Several other new indicators confirm the message from the Q2 GDP report: the U.S. economy continues to grow, but at a discouragingly slow rate.
Perhaps the most disturbing release last week was the ISM manufacturing survey, whose July index of 49.8 indicated that reports of contractions outnumbered expansions in manufacturing for the second month in a row. But fortunately, there were some other indicators also released last week suggesting things weren’t universally that weak.
Autos continue to sell reasonably well, by recent standards anyway. Sales of cars manufactured in North America were up almost 19% from last year and close to July 2007 levels.
Domestic light truck sales were up less than 3% year-over-year, but still down 15% from July 2007. I view the stronger sales of the smaller cars as something that’s healthy over the longer run for the U.S. economy, raising hope that the domestic manufacturers can continue to compete in an era of much higher oil prices than we saw five years ago.
And then we have Friday’s employment report, which showed a seasonally adjusted increase in July over June of 163,000 in the number of Americans on nonfarm payrolls. On the other hand, the separate BLS household survey showed a 195,000 monthly drop in the number of working Americans. There’s a lot of noise and other confounding factors in either of these estimates.
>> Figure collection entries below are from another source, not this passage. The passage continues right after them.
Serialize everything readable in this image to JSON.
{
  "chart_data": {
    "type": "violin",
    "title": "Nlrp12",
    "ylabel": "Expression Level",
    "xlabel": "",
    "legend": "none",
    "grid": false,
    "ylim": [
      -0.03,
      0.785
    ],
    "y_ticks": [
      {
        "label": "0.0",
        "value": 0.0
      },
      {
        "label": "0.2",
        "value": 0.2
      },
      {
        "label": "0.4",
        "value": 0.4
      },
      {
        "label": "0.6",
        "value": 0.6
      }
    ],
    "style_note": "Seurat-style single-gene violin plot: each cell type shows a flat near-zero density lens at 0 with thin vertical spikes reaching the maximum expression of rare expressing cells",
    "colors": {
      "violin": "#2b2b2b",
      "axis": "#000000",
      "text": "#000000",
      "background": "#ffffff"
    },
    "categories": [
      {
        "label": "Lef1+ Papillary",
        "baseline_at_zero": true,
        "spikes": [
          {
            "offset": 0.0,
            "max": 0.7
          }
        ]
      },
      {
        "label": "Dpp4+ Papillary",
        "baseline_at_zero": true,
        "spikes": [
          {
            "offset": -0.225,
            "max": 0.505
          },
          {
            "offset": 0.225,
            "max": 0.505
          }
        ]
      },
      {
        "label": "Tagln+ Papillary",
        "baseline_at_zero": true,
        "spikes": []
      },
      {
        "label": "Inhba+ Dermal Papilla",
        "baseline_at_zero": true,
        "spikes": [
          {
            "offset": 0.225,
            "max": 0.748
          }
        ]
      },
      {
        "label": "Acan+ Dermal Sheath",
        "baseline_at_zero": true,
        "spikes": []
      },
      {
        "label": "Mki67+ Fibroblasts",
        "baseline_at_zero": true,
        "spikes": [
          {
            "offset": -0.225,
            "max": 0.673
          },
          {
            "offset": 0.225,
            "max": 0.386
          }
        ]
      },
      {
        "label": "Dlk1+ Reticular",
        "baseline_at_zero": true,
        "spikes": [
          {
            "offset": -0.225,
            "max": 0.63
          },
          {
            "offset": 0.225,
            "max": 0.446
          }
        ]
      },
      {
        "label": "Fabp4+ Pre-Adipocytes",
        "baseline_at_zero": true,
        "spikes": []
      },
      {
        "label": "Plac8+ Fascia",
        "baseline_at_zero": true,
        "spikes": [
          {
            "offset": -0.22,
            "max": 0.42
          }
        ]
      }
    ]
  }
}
It’s perhaps more meaningful to look at the growth in the seasonally adjusted numbers over the last six months, which averaged 131,000 per month according to the establishment survey and 97,000 according to the household. That’s enough to provide jobs for new entrants into the labor force, but not enough to make any progress with the unemployment rate, which ended July at the same 8.3% rate at which we started the year.